Groupe Vivarte : la CFDT craint le pire pour l’emploi

Publié le 17/07/2014

En pleine restructuration, le groupe de prêt-à-porter qui emploie 22 000 salariés néglige totalement le dialogue social et ferme ses magasins. La CFDT exige des négociations mais se heurte à une direction qui refuse même de donner les informations légales aux représentants des salariés. 

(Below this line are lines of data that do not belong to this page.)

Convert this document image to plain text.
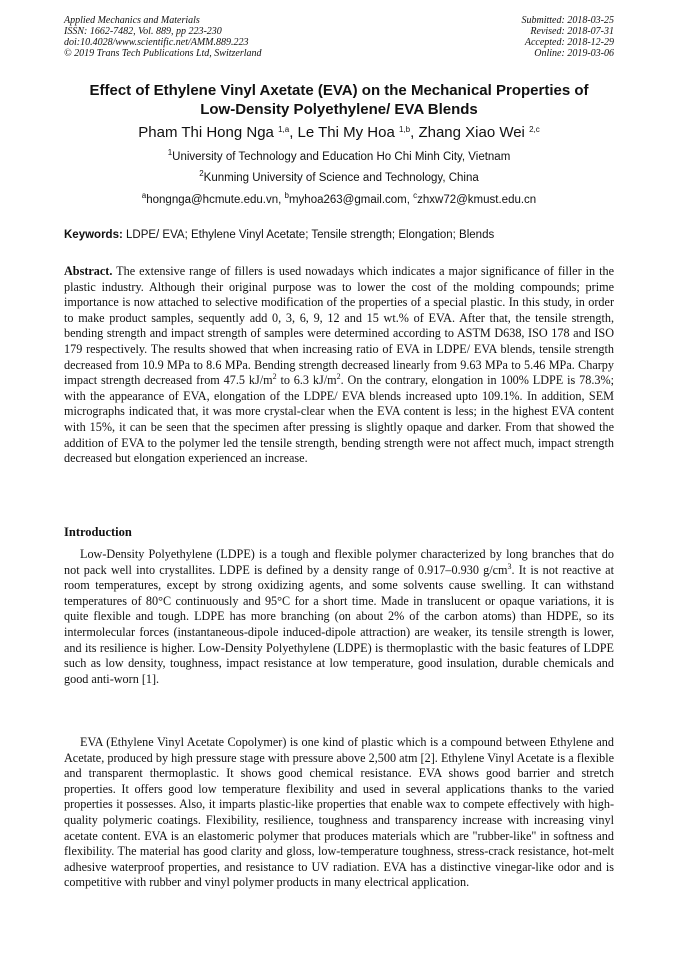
Applied Mechanics and Materials
ISSN: 1662-7482, Vol. 889, pp 223-230
doi:10.4028/www.scientific.net/AMM.889.223
© 2019 Trans Tech Publications Ltd, Switzerland
Submitted: 2018-03-25
Revised: 2018-07-31
Accepted: 2018-12-29
Online: 2019-03-06
Effect of Ethylene Vinyl Axetate (EVA) on the Mechanical Properties of
Low-Density Polyethylene/ EVA Blends
Pham Thi Hong Nga $^{1,a}$, Le Thi My Hoa $^{1,b}$, Zhang Xiao Wei $^{2,c}$
$^1$University of Technology and Education Ho Chi Minh City, Vietnam
$^2$Kunming University of Science and Technology, China
$^a$hongnga@hcmute.edu.vn, $^b$myhoa263@gmail.com, $^c$zhxw72@kmust.edu.cn
Keywords: LDPE/ EVA; Ethylene Vinyl Acetate; Tensile strength; Elongation; Blends
Abstract. The extensive range of fillers is used nowadays which indicates a major significance of filler in the plastic industry. Although their original purpose was to lower the cost of the molding compounds; prime importance is now attached to selective modification of the properties of a special plastic. In this study, in order to make product samples, sequently add 0, 3, 6, 9, 12 and 15 wt.% of EVA. After that, the tensile strength, bending strength and impact strength of samples were determined according to ASTM D638, ISO 178 and ISO 179 respectively. The results showed that when increasing ratio of EVA in LDPE/ EVA blends, tensile strength decreased from 10.9 MPa to 8.6 MPa. Bending strength decreased linearly from 9.63 MPa to 5.46 MPa. Charpy impact strength decreased from 47.5 $kJ/m^2$ to 6.3 $kJ/m^2$. On the contrary, elongation in 100% LDPE is 78.3%; with the appearance of EVA, elongation of the LDPE/ EVA blends increased upto 109.1%. In addition, SEM micrographs indicated that, it was more crystal-clear when the EVA content is less; in the highest EVA content with 15%, it can be seen that the specimen after pressing is slightly opaque and darker. From that showed the addition of EVA to the polymer led the tensile strength, bending strength were not affect much, impact strength decreased but elongation experienced an increase.
Introduction

Low-Density Polyethylene (LDPE) is a tough and flexible polymer characterized by long branches that do not pack well into crystallites. LDPE is defined by a density range of 0.917–0.930 $g/cm^3$. It is not reactive at room temperatures, except by strong oxidizing agents, and some solvents cause swelling. It can withstand temperatures of 80°C continuously and 95°C for a short time. Made in translucent or opaque variations, it is quite flexible and tough. LDPE has more branching (on about 2% of the carbon atoms) than HDPE, so its intermolecular forces (instantaneous-dipole induced-dipole attraction) are weaker, its tensile strength is lower, and its resilience is higher. Low-Density Polyethylene (LDPE) is thermoplastic with the basic features of LDPE such as low density, toughness, impact resistance at low temperature, good insulation, durable chemicals and good anti-worn [1].

EVA (Ethylene Vinyl Acetate Copolymer) is one kind of plastic which is a compound between Ethylene and Acetate, produced by high pressure stage with pressure above 2,500 atm [2]. Ethylene Vinyl Acetate is a flexible and transparent thermoplastic. It shows good chemical resistance. EVA shows good barrier and stretch properties. It offers good low temperature flexibility and used in several applications thanks to the varied properties it possesses. Also, it imparts plastic-like properties that enable wax to compete effectively with high-quality polymeric coatings. Flexibility, resilience, toughness and transparency increase with increasing vinyl acetate content. EVA is an elastomeric polymer that produces materials which are "rubber-like" in softness and flexibility. The material has good clarity and gloss, low-temperature toughness, stress-crack resistance, hot-melt adhesive waterproof properties, and resistance to UV radiation. EVA has a distinctive vinegar-like odor and is competitive with rubber and vinyl polymer products in many electrical application.
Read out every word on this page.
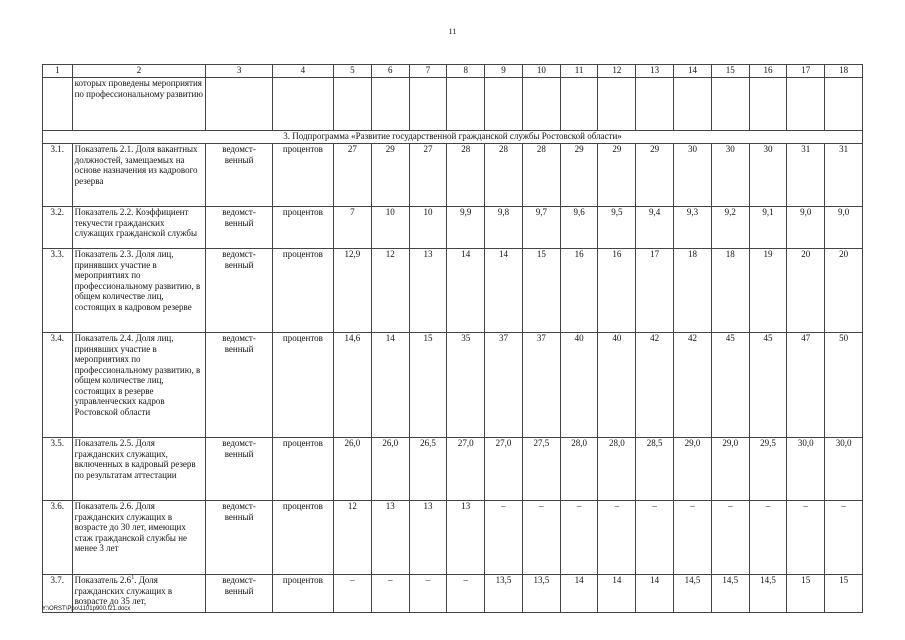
11
1	2	3	4	5	6	7	8	9	10	11	12	13	14	15	16	17	18
	которых проведены мероприятия по профессиональному развитию																
3. Подпрограмма «Развитие государственной гражданской службы Ростовской области»																	
3.1.	Показатель 2.1. Доля вакантных должностей, замещаемых на основе назначения из кадрового резерва	ведомст-венный	процентов	27	29	27	28	28	28	29	29	29	30	30	30	31	31
3.2.	Показатель 2.2. Коэффициент текучести гражданских служащих гражданской службы	ведомст-венный	процентов	7	10	10	9,9	9,8	9,7	9,6	9,5	9,4	9,3	9,2	9,1	9,0	9,0
3.3.	Показатель 2.3. Доля лиц, принявших участие в мероприятиях по профессиональному развитию, в общем количестве лиц, состоящих в кадровом резерве	ведомст-венный	процентов	12,9	12	13	14	14	15	16	16	17	18	18	19	20	20
3.4.	Показатель 2.4. Доля лиц, принявших участие в мероприятиях по профессиональному развитию, в общем количестве лиц, состоящих в резерве управленческих кадров Ростовской области	ведомст-венный	процентов	14,6	14	15	35	37	37	40	40	42	42	45	45	47	50
3.5.	Показатель 2.5. Доля гражданских служащих, включенных в кадровый резерв по результатам аттестации	ведомст-венный	процентов	26,0	26,0	26,5	27,0	27,0	27,5	28,0	28,0	28,5	29,0	29,0	29,5	30,0	30,0
3.6.	Показатель 2.6. Доля гражданских служащих в возрасте до 30 лет, имеющих стаж гражданской службы не менее 3 лет	ведомст-венный	процентов	12	13	13	13	–	–	–	–	–	–	–	–	–	–
3.7.	Показатель $2.6^1$. Доля гражданских служащих в возрасте до 35 лет,	ведомст-венный	процентов	–	–	–	–	13,5	13,5	14	14	14	14,5	14,5	14,5	15	15
Y:\ORST\Ppo\1101p900.f21.docx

Alors que la direction du groupe Vivarte (La Halle, Kookaï, Naf Naf, André, etc.) tente de restructurer sa dette de 2,8 milliards d’euros, les responsables de la CFDT-Services redoutent le pire pour l’avenir de l’emploi de milliers de salariés. À travers ses multiples enseignes et ses 4 800 points de vente, Vivarte emploie 22 000 salariés dont 19 000 en France. Quatre-vingts magasins ont fermé leurs portes récemment et une trentaine d’autres fermetures sont prévues à la rentrée. Marc Lelandais, le PDG du groupe, a annoncé la fin des magasins non contributifs à l’enrichissement du groupe qui réalise pourtant des profits.

Kookaï, Accessoire diffusion et Défi mode sont dans l’œil du cyclone. La Halle (aux chaussures et aux vêtements), le fleuron du groupe, est également mal en point. Une concurrence nouvelle est apparue ces derniers temps sur le créneau de la mode à petits prix, qui a pourtant fait les belles heures de cette filiale. Malgré une réorientation de ses magasins vers le haut de gamme, l’enseigne connaît toujours d’importantes difficultés.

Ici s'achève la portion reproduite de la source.